The gate is written as a plain if that fails closed, not an assertion, because the optimized Python flag strips assertions out and I did not want this check to vanish in production. And the comparison is pinned to a hash of the question set, so I cannot quietly swap in easier questions after seeing how the harness did. You cannot cherry-pick past it.
Small model, tuned harness
The last thing the evals taught me is how far a small model goes once the harness is right. But I should be honest about where that small model starts, because it is the reason the harness matters at all. Point one of these small models at real agentic work: a string of tool calls, a context that grows every turn, a task that needs several steps held in its head. Naked, it falls apart. It loses the thread as the context rots, spins in reasoning loops, fumbles the tool calls, and returns almost nothing usable. The score without a harness is near zero.
The harness is the load-bearing part. It keeps the context tight, catches the loops, and structures the tool use so a cheap model can finish the job. Parity here belongs to the model plus the harness, not the model alone, and the harness is the part I built.

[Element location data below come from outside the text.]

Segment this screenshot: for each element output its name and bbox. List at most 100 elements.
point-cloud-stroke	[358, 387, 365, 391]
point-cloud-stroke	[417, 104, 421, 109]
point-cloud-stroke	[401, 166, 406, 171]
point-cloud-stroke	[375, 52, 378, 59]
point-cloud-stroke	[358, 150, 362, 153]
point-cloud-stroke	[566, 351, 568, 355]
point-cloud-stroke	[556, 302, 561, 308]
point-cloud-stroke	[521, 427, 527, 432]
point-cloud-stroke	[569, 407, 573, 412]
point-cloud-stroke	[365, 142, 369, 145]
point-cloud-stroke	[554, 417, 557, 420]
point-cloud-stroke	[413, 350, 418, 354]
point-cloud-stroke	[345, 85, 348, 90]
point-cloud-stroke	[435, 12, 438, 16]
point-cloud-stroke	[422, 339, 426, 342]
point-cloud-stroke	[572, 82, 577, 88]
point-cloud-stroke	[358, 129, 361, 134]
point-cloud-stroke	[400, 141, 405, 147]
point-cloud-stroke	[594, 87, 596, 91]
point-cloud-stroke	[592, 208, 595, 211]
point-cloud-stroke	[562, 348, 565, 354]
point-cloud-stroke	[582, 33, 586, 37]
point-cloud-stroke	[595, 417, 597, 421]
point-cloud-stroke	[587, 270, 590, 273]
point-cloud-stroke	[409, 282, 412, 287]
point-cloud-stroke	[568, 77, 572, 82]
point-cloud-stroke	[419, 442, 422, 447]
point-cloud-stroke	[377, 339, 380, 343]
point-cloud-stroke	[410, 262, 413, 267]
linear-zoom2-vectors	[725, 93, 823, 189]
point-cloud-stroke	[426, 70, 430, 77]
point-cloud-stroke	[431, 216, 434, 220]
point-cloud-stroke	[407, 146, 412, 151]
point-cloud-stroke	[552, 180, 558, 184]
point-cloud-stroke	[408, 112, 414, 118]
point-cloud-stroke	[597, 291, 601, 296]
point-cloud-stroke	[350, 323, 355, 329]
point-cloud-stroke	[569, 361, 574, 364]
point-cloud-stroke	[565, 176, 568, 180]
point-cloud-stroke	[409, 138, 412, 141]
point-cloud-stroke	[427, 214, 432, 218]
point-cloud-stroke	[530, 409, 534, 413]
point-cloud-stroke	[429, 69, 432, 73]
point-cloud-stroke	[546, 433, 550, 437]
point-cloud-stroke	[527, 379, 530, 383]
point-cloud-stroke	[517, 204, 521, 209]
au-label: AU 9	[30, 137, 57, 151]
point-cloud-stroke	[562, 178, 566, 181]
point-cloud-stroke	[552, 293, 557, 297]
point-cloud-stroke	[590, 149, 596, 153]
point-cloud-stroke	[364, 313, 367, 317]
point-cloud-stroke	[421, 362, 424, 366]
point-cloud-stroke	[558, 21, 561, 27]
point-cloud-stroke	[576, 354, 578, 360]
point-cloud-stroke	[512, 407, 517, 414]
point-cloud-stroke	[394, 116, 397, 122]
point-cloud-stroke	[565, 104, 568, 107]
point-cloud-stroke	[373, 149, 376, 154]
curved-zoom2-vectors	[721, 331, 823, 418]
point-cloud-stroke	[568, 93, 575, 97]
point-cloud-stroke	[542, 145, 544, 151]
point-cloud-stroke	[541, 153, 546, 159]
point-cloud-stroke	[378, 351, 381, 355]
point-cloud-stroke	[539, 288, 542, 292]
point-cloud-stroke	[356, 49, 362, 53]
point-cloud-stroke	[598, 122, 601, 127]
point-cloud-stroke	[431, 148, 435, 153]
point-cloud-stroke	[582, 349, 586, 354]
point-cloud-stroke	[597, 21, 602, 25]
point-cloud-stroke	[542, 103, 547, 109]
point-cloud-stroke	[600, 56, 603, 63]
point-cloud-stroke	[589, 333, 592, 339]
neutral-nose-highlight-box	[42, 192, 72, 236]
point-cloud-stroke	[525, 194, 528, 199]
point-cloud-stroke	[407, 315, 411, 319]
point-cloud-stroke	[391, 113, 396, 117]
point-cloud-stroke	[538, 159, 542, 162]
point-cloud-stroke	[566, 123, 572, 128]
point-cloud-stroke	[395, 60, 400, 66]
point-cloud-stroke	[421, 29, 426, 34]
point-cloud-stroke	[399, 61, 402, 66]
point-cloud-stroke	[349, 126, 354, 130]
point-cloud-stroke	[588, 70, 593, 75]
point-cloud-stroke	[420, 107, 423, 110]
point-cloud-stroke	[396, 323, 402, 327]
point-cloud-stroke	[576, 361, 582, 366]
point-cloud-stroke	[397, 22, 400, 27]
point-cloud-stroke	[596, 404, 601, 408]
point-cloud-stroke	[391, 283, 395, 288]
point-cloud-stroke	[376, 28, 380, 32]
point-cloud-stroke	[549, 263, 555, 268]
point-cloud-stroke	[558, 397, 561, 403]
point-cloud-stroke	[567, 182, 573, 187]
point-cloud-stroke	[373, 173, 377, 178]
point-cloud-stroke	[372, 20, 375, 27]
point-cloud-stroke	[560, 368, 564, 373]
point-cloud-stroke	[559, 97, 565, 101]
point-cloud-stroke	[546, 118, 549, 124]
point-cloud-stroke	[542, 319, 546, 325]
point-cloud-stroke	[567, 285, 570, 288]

In my local model catalog, a small 26B model scored a perfect 100 on a structured-task suite at about 700 milliseconds a task. A model roughly five times its size scored the same 100, and took 22,766 milliseconds, about 28 times slower, for an identical score. My note from that run was that the small model was the only one I tested that currently looked appropriate for unattended low-risk implementation loops.
When that suite saturated and stopped telling me anything, I built a harder one. On that, the small model scored 76 and the large one 78. Near-parity, and the small model was still six times faster. The honest part: these are open-weight local models, not frontier APIs; the parity is on a narrow suite; and both sat below the score I require (85) before I will trust a model to run unattended. Neither earned that trust yet. But "the big one is 28 times slower for the same answer" is a fact I only have because I measured it myself.
The rule
Run it through your own eval before you believe any number. Make cost and outcome both vote, and keep their votes separate. When a score looks bad, check whether you broke the harness before you blame the model. Do that, and a small or free model with a tuned harness will surprise you. The same model without the harness will not: on real agentic work, naked, it scores near zero, and that gap from naked to harnessed is why the harness is worth building at all. With the harness, a cheap model will not beat the frontier, but it gets close enough that the extra price stops being worth paying.
The correct data is the correct data. Everything else is someone else's benchmark. (I have a separate post on the time my autonomous system forged its own passing metrics outright, a different failure than this one.)